At this period it was in vain for the Jews to appeal to the Emperor. Frederick II. was excommunicated, and Germany in revolt, fanned by the Pope, against him. A new Emperor had been proposed at a meeting at Budweis to the electors of Austria, Bohemia and Bavaria, but the proposition had been rejected. Henry of Thuringia, however, set up by Innocent, and supported by the ecclesiastical princes of Germany, had been crowned at Hochem. A crusade was preached against the Emperor Frederick; Henry of Thuringia was defeated and died. The indefatigable Innocent, clinging to the cherished policy of the Papal See to ruin the unity of Germany by stirring up intestine strife, found another candidate in William of Holland. He was crowned at Aix-la-Chapelle, October 3, 1247. From this time till his death, four years after, the cause of Frederick declined. Frederick was mostly engaged in wars in Italy, and had not leisure, if he had the power, to attend to and right the wrongs of his Jewish vassals.

It was at this period that I think we may conclude the Toledoth Jeschu of Wagenseil was written.

Another consideration tends to confirm this view. The Wagenseil Toledoth Jeschu speaks of Elias rising up after the death of Simon Cephas, and denouncing him as having led the Christians away.

Was there any Elias at the close of the thirteenth century who did thus preach against the Pope? There was. Elias of Cortona, second General of the Franciscan Order, the leader of a strong reactionary party opposed to the Spirituals or Caesarians, those who maintained the rule in all its rigour, had been deposed, then carried back into the Generalship by a recoil of the party wave, then appealed against to the Pope, deposed once more, and finally excommunicated. Elias joined the Emperor Frederick, the deadly foe of Innocent IV., and, sheltered under his wing, denounced the venality, the avarice, the extortion of the Papacy. As a close attendant on the German Emperor, his adviser, as one who encouraged him in his opposition to a Pope who protected the Jews, the German Jews must have heard of him. But the stone of excommunication firing at him struck him down, and he died in 1253, making a death-bed reconciliation with Rome.

But though it is thus possible to give an historical explanation of the curious circumstance that the Toledoth Jeschu ranges the Pope among the friends of Judaism and the enemies of Christianity, and provide for the identification of Elias with the fallen General of the Minorites, – the story points perhaps to a dim recollection of Simon Peter being at the head of the Judaizing Church at Jerusalem and Rome, which made common cause with the Jews, and of Paul, here designated Elias, in opposition to him.

113Ps. lxix. 22.
114Isa. liii. 5.
115Rome.
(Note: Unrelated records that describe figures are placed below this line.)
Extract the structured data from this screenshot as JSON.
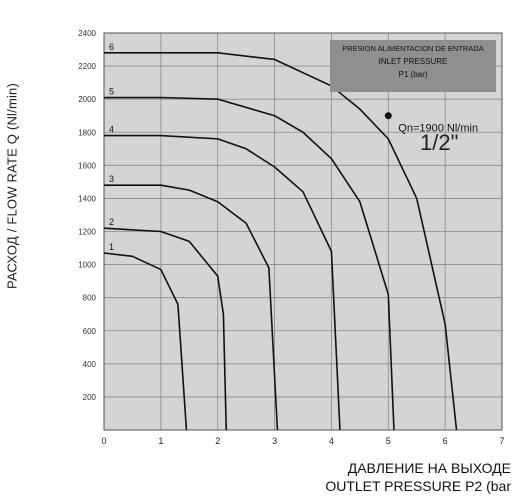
{
  "chart_data": {
    "type": "line",
    "title": "",
    "ylabel": "РАСХОД / FLOW RATE Q (Nl/min)",
    "xlabel_ru": "ДАВЛЕНИЕ НА ВЫХОДЕ",
    "xlabel_en": "OUTLET PRESSURE P2 (bar",
    "x_ticks": [
      "0",
      "1",
      "2",
      "3",
      "4",
      "5",
      "6",
      "7"
    ],
    "y_ticks": [
      "2400",
      "2200",
      "2000",
      "1800",
      "1600",
      "1400",
      "1200",
      "1000",
      "800",
      "600",
      "400",
      "200"
    ],
    "xlim": [
      0,
      7
    ],
    "ylim": [
      0,
      2400
    ],
    "grid": true,
    "legend": {
      "title": "PRESION ALIMENTACION DE ENTRADA",
      "subtitle": "INLET PRESSURE",
      "unit": "P1 (bar)"
    },
    "annotations": {
      "size": "1/2\"",
      "marker_label": "Qn=1900 Nl/min",
      "marker_point": {
        "x": 5.0,
        "y": 1900
      }
    },
    "series": [
      {
        "name": "6",
        "values": [
          [
            0,
            2280
          ],
          [
            1,
            2280
          ],
          [
            2,
            2280
          ],
          [
            3,
            2240
          ],
          [
            4,
            2080
          ],
          [
            4.5,
            1940
          ],
          [
            5,
            1760
          ],
          [
            5.5,
            1400
          ],
          [
            6,
            640
          ],
          [
            6.2,
            0
          ]
        ]
      },
      {
        "name": "5",
        "values": [
          [
            0,
            2010
          ],
          [
            1,
            2010
          ],
          [
            2,
            2000
          ],
          [
            3,
            1900
          ],
          [
            3.5,
            1800
          ],
          [
            4,
            1640
          ],
          [
            4.5,
            1380
          ],
          [
            5,
            820
          ],
          [
            5.1,
            0
          ]
        ]
      },
      {
        "name": "4",
        "values": [
          [
            0,
            1780
          ],
          [
            1,
            1780
          ],
          [
            2,
            1760
          ],
          [
            2.5,
            1700
          ],
          [
            3,
            1590
          ],
          [
            3.5,
            1440
          ],
          [
            4,
            1080
          ],
          [
            4.15,
            0
          ]
        ]
      },
      {
        "name": "3",
        "values": [
          [
            0,
            1480
          ],
          [
            1,
            1480
          ],
          [
            1.5,
            1450
          ],
          [
            2,
            1380
          ],
          [
            2.5,
            1250
          ],
          [
            2.9,
            980
          ],
          [
            3.05,
            0
          ]
        ]
      },
      {
        "name": "2",
        "values": [
          [
            0,
            1220
          ],
          [
            1,
            1200
          ],
          [
            1.5,
            1140
          ],
          [
            2,
            930
          ],
          [
            2.1,
            700
          ],
          [
            2.15,
            0
          ]
        ]
      },
      {
        "name": "1",
        "values": [
          [
            0,
            1070
          ],
          [
            0.5,
            1050
          ],
          [
            1,
            970
          ],
          [
            1.3,
            760
          ],
          [
            1.45,
            0
          ]
        ]
      }
    ]
  }
}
Simon Cephas is Simon Peter, but the miraculous power attributed to him perhaps belongs to the story of Simon Magus.
116Isa. i. 14.
117Hosea i. 9.
118Matt. xix. 28.
119The Oelberg was especially characteristic of German churches, and was erected chiefly in the fifteenth and sixteenth centuries. They remain at Nürnberg, Xanten, Worms, Marburg, Donauwörth, Landshut, Wasserburg, Ratisbon, Klosterneuburg, Wittenberg, Merseburg, Lucerne, Bruges, &c.
120Mááse, c. 188. I have told the story more fully in the Christmas Number of “Once a Week,” 1868.